目で見えないものを頭で見る
金持ち父さんはこう言った。
「不動産はあくまで不動産で、会社の株券は会社の株券だ。そういったものは目で見ることができる。でも本当に大切なことは目に見えない。取引、お金に関する取り決め、市場、マネージメント、リスク要因、キャッシュフロー、会社の組織、税制、そのほか投資の良し悪しを左右する多くのことは実際には目に見えないが、それが一番大事なんだ」
(「金持ち父さんのキャッシュフロー・クワドラント」(筑摩書房))
金持ち父さんは、投資家の90%が儲けられない原因の一つをこう説明している。
たいていの人は、投資をする時、95%は目を頼りにする。頭を頼りにして投資するのはほんの5%だ。
これらの人は、不動産の値段や株を発行している会社の名前ばかりに注目し、目に見えるもの、あるいはブローカーが教えてくれたことや会社の同僚からの耳寄り情報などをあてにして決定を下す。
そして、多くの場合は、理性ではなく感情に動かされて買ってしまうのだ。
儲けられない90%の投資家は、必ずしも損をしているわけではないが、とにかくお金を儲ける事ができない。
その理由は、たいていの人は手っ取り早く金持ちになろうとして、頭ではなく目や感情に頼って投資をしているからだ。
金持ち父さんは、
「キャッシュフロー・クワドラントのB(ビジネスオーナー)あるいはI(投資家)でプロになりたかったら、反対に目を使うのは5%、あとの90%は頭で見るように自分を訓練する必要がある。
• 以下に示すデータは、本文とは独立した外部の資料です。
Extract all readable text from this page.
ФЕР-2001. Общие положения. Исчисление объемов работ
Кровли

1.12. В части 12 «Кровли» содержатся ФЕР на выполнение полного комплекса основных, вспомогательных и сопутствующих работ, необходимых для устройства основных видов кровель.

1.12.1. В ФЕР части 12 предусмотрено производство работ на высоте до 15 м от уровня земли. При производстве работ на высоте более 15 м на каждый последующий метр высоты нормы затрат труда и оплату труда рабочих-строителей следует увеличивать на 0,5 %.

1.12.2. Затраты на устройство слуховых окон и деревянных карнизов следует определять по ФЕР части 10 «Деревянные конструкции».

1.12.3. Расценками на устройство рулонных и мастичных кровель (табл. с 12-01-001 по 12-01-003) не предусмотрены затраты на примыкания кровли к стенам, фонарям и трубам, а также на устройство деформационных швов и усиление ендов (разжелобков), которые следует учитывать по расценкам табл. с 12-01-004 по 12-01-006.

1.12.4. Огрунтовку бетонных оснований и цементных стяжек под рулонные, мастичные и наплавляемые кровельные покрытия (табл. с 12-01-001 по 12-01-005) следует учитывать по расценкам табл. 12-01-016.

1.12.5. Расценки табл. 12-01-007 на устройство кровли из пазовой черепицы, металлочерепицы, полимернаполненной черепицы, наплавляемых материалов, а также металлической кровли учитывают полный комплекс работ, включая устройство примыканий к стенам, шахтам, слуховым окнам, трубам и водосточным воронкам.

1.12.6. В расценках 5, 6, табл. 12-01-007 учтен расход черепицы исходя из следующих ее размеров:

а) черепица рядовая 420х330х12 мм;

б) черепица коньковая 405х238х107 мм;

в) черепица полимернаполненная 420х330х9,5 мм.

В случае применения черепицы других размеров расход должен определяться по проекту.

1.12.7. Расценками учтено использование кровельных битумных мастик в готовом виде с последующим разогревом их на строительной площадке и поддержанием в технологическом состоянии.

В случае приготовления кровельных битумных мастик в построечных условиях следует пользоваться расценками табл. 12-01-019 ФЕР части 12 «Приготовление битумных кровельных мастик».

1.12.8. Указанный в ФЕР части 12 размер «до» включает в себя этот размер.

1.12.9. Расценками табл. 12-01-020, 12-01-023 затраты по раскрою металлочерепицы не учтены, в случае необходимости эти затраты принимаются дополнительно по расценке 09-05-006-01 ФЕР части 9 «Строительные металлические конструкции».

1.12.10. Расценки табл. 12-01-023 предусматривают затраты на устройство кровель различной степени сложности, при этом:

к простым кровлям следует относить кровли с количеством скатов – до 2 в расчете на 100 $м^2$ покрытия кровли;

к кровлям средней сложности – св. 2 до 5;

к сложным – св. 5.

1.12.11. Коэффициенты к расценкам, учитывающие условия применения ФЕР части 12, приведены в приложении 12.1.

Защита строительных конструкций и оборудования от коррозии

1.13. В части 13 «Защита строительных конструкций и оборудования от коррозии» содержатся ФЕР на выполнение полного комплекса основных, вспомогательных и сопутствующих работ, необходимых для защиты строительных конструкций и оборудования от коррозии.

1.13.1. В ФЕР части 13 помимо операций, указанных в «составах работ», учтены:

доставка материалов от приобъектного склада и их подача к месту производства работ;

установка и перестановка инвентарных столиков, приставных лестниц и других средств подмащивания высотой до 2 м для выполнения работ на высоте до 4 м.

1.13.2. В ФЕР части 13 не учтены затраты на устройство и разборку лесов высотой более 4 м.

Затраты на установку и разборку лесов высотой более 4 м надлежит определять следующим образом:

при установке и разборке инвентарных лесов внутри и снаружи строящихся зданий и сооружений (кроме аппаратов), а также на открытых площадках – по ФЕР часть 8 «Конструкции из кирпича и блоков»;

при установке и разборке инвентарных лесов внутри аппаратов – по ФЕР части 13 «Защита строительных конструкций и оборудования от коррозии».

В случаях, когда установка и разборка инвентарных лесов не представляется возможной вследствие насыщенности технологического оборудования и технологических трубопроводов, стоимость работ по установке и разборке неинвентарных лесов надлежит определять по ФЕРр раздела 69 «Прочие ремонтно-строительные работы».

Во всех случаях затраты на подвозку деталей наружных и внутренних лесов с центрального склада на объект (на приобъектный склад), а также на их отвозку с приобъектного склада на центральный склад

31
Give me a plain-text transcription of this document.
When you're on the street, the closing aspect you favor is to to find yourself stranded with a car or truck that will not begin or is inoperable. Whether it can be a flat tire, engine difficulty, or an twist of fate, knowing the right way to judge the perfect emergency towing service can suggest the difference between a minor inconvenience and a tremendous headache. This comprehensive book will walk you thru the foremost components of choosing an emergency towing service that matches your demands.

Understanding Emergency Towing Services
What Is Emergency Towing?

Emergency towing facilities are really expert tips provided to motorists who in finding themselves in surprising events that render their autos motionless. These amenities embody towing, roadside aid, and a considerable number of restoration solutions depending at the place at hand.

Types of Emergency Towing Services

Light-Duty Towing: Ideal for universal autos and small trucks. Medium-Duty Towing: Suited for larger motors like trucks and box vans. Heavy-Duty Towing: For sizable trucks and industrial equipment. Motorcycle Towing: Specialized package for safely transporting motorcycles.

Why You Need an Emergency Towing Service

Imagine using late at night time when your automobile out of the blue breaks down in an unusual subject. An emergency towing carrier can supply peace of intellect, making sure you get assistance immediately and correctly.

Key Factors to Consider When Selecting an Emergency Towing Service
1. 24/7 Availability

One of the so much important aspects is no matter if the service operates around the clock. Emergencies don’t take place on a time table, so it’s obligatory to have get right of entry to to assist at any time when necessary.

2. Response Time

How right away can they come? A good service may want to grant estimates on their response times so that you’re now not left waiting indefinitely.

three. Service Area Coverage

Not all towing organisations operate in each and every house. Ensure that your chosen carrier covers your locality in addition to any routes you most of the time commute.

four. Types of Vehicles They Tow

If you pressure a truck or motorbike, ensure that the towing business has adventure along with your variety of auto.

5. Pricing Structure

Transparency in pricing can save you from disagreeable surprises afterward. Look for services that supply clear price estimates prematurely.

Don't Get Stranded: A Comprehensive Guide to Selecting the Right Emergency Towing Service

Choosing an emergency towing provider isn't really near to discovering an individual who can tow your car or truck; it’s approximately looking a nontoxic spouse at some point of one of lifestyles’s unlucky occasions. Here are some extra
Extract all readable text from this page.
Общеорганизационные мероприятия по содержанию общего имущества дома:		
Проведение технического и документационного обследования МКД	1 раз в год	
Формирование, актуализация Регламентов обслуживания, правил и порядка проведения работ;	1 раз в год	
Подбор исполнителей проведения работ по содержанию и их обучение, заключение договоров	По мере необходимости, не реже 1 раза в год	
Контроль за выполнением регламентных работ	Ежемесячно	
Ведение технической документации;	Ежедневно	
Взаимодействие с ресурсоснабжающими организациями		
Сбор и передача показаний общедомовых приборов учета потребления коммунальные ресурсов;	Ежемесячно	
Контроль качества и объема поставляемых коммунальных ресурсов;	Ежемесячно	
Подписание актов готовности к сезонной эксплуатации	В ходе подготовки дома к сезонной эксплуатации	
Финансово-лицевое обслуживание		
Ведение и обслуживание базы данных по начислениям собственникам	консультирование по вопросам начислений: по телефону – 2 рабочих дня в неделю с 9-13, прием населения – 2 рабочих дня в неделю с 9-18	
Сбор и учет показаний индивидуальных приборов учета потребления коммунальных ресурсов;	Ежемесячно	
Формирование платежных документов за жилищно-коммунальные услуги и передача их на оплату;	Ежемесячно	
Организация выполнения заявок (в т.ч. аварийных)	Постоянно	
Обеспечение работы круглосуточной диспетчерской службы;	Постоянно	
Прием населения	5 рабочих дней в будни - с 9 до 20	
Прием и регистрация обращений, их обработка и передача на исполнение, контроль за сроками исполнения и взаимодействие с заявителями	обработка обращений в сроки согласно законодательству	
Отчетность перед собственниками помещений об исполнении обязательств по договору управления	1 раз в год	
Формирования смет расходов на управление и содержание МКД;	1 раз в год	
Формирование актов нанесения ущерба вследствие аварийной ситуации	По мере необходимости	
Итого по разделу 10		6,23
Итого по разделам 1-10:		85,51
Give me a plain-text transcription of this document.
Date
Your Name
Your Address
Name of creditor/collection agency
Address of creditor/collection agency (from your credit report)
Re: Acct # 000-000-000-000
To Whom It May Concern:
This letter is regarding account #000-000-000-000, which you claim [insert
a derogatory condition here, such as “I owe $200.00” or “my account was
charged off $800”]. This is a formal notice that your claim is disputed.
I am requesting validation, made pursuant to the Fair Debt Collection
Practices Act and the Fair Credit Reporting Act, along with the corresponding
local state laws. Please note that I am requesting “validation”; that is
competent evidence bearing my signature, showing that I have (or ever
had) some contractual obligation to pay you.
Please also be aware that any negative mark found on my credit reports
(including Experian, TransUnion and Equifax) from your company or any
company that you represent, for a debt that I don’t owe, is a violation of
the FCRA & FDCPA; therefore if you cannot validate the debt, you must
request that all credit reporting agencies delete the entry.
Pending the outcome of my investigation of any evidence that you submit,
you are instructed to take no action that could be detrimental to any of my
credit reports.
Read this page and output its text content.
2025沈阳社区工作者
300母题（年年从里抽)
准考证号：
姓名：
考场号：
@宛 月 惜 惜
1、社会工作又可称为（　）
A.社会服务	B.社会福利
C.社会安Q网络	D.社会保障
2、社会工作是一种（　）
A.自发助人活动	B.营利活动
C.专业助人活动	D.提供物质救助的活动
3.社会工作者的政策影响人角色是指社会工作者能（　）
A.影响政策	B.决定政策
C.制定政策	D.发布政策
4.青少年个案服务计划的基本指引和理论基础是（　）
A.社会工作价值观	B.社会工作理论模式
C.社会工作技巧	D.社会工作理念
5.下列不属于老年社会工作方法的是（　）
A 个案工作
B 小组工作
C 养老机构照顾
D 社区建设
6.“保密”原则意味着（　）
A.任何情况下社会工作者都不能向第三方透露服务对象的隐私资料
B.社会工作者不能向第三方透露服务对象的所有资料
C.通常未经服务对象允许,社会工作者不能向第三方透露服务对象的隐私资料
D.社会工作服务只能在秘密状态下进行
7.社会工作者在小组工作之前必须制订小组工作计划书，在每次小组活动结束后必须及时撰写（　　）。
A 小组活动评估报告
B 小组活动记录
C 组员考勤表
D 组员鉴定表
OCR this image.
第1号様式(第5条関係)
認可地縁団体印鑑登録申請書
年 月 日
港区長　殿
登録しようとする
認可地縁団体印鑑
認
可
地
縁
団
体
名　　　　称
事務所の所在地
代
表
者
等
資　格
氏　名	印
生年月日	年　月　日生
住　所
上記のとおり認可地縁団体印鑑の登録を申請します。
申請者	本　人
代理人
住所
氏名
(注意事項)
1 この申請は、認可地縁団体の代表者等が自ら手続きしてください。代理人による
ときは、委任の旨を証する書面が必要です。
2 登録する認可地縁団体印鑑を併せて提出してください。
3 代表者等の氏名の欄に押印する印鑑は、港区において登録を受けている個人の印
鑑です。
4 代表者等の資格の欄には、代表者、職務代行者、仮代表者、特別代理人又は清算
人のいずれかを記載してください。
お金が見えるように頭を訓練した人は、そうでない人よりずっと有利な立場に立つ」
と述べている。
では、お金を頭で見るためにはどうすればよいのだろうか。
お金が見えるように頭を訓練する
お金が見えるようになる訓練するには、ファイナンシャル・リテラシーの一言に尽きる。
お金に関する言葉と数字を理解し、資本主義における数字のシステムをマスターすることから始まる。
言葉や数字が分からなければ、何を読んでも何を聞いても、まるで未知の外国語を相手にしている様なものだ。
ファイナンシャル・インテリジェンスの基礎となるファイナンシャル・リテラシーは、言葉と数字を知ることから始まるのだ。
例えば、
「私が持っている株の株価収益率(PER)は12で、投資用のアパートの資本率は12だ」
と言って、これだけ分かっていても財産を増やすことはできない。
だが、少なくともその国の言葉を話し、その国で使われている数字を使っているわけだから、何も知らないよりはいい。
ロバート・キヨサキは、「お金を作るにはお金が必要だ」という意見には反対だと述べている。
お金でお金を作る能力は、言葉と数字を理解するところから始まるからだ。
目ではなく、まず頭に入ってくるようでなければ、お金は身に付かないのだ。
本当のリスクとは何か
お金が見えるように頭を訓練するための次のステップは、本当のリスクを見極める力をマスターすることだ。
お金に関するアドバイスはどんなアドバイスでもないよりはましだ、と堅く信じていた金持ち父さんは、どんな意見にも耳を傾ける姿勢を常に持っていた。
だが、最終的に決定を下す時には、自分自身のファイナンシャル・インテリジェンスに頼っていた。
なぜなら、何も知らない場合は、どんなアドバイスでもないよりましだが、アドバイスの良し悪しを判断することができない人にとっては、それは危険だからだ。
アドバイスする人の能力は、それを受ける人の能力以上にはならない。
お金に関する正しい教育を受けていれば、有能なアドバイザーはより高度なアドバイスを与えることができる。
反対に無知ならば、安全な運用戦略しか教えられない。
わざわざ時間を掛けて、投資家を教育をしようなどというアドバイザーはまずいない。
彼らの時間もまたお金なのだ。
だから、真の投資家になるためには、自分で自分を教育しなければならない。
それができて、自分のお金をうまく管理できるようになってはじめて、有能なアドバイザーからごく少数の人を対象にした貴重な投資戦略を教えてもらえるのだ。